Avverso tale sentenza, è stato proposto ricorso per Cassazione dall’imputato per violazione di legge ex art. 448, comma 2-bis, cod. proc. pen. in relazione alla espressione del consenso da parte dello stesso in relazione alla misura della pena detentiva applicata: il richiedente aveva personalmente sottoscritto una richiesta di applicazione di una pena di mesi sei di reclusione, cui aveva prestato adesione il Pm.
L’accordo poi ratificato dal giudice che ne aveva sollecitato la revisione rispetto all’originaria formulazione, non era riconducibile alla volontà dell’imputato, assente alla udienza preliminare nella quale l’accordo era stato riformulato, né lo stesso poteva considerarsi rappresentato dal difensore procuratore speciale, in quanto la procura era stata rilasciata in epoca anteriore alla proposta di concordato avanzata personalmente dall’imputato.

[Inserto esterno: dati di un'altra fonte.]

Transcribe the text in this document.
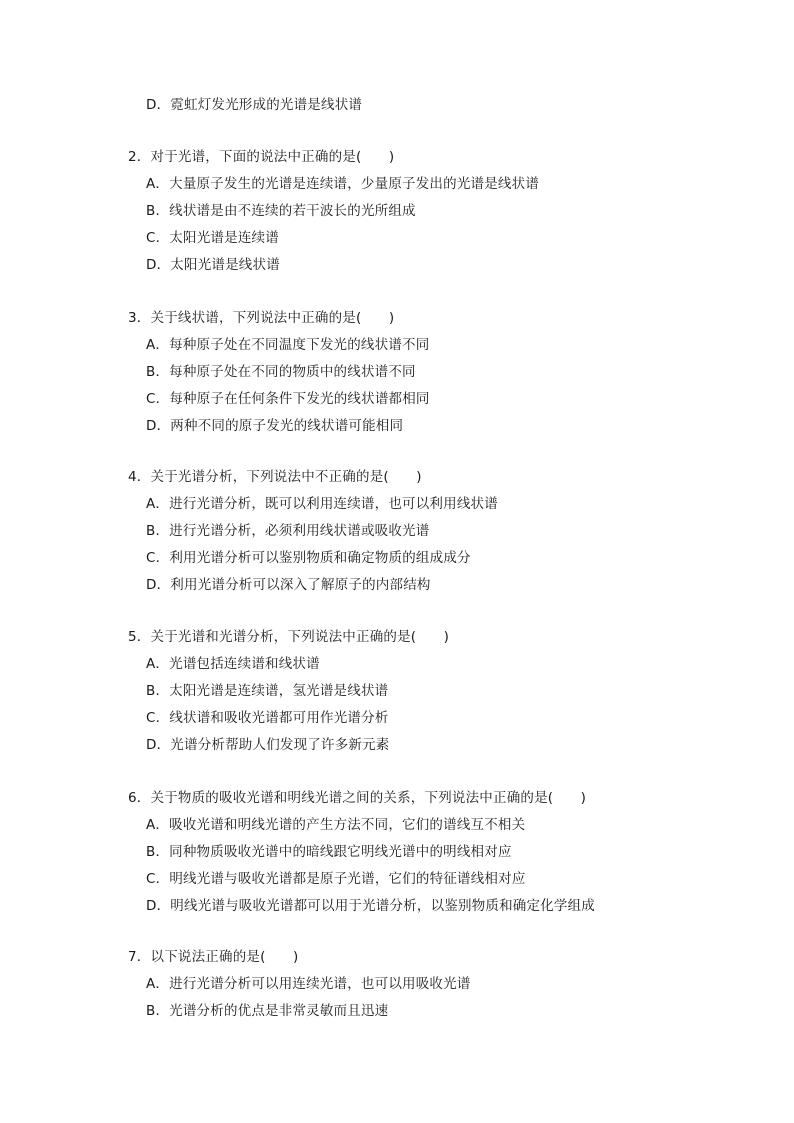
D．霓虹灯发光形成的光谱是线状谱
2．对于光谱，下面的说法中正确的是(　　)
A．大量原子发生的光谱是连续谱，少量原子发出的光谱是线状谱
B．线状谱是由不连续的若干波长的光所组成
C．太阳光谱是连续谱
D．太阳光谱是线状谱
3．关于线状谱，下列说法中正确的是(　　)
A．每种原子处在不同温度下发光的线状谱不同
B．每种原子处在不同的物质中的线状谱不同
C．每种原子在任何条件下发光的线状谱都相同
D．两种不同的原子发光的线状谱可能相同
4．关于光谱分析，下列说法中不正确的是(　　)
A．进行光谱分析，既可以利用连续谱，也可以利用线状谱
B．进行光谱分析，必须利用线状谱或吸收光谱
C．利用光谱分析可以鉴别物质和确定物质的组成成分
D．利用光谱分析可以深入了解原子的内部结构
5．关于光谱和光谱分析，下列说法中正确的是(　　)
A．光谱包括连续谱和线状谱
B．太阳光谱是连续谱，氢光谱是线状谱
C．线状谱和吸收光谱都可用作光谱分析
D．光谱分析帮助人们发现了许多新元素
6．关于物质的吸收光谱和明线光谱之间的关系，下列说法中正确的是(　　)
A．吸收光谱和明线光谱的产生方法不同，它们的谱线互不相关
B．同种物质吸收光谱中的暗线跟它明线光谱中的明线相对应
C．明线光谱与吸收光谱都是原子光谱，它们的特征谱线相对应
D．明线光谱与吸收光谱都可以用于光谱分析，以鉴别物质和确定化学组成
7．以下说法正确的是(　　)
A．进行光谱分析可以用连续光谱，也可以用吸收光谱
B．光谱分析的优点是非常灵敏而且迅速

Inoltre, è stata dedotta violazione di legge e vizio di motivazione in relazione all’applicazione della sanzione amministrativa accessoria della revoca della patente che, oltre a non essere oggetto di accordo, risultava del tutto inadeguata, in quanto non teneva conto delle circostanze del caso concreto e in particolare che all’imputato era stata riconosciuta la circostanza attenuante del sinergico contributo causale del conducente antagonista nella determinazione dell’evento, nonché le attenuanti generiche.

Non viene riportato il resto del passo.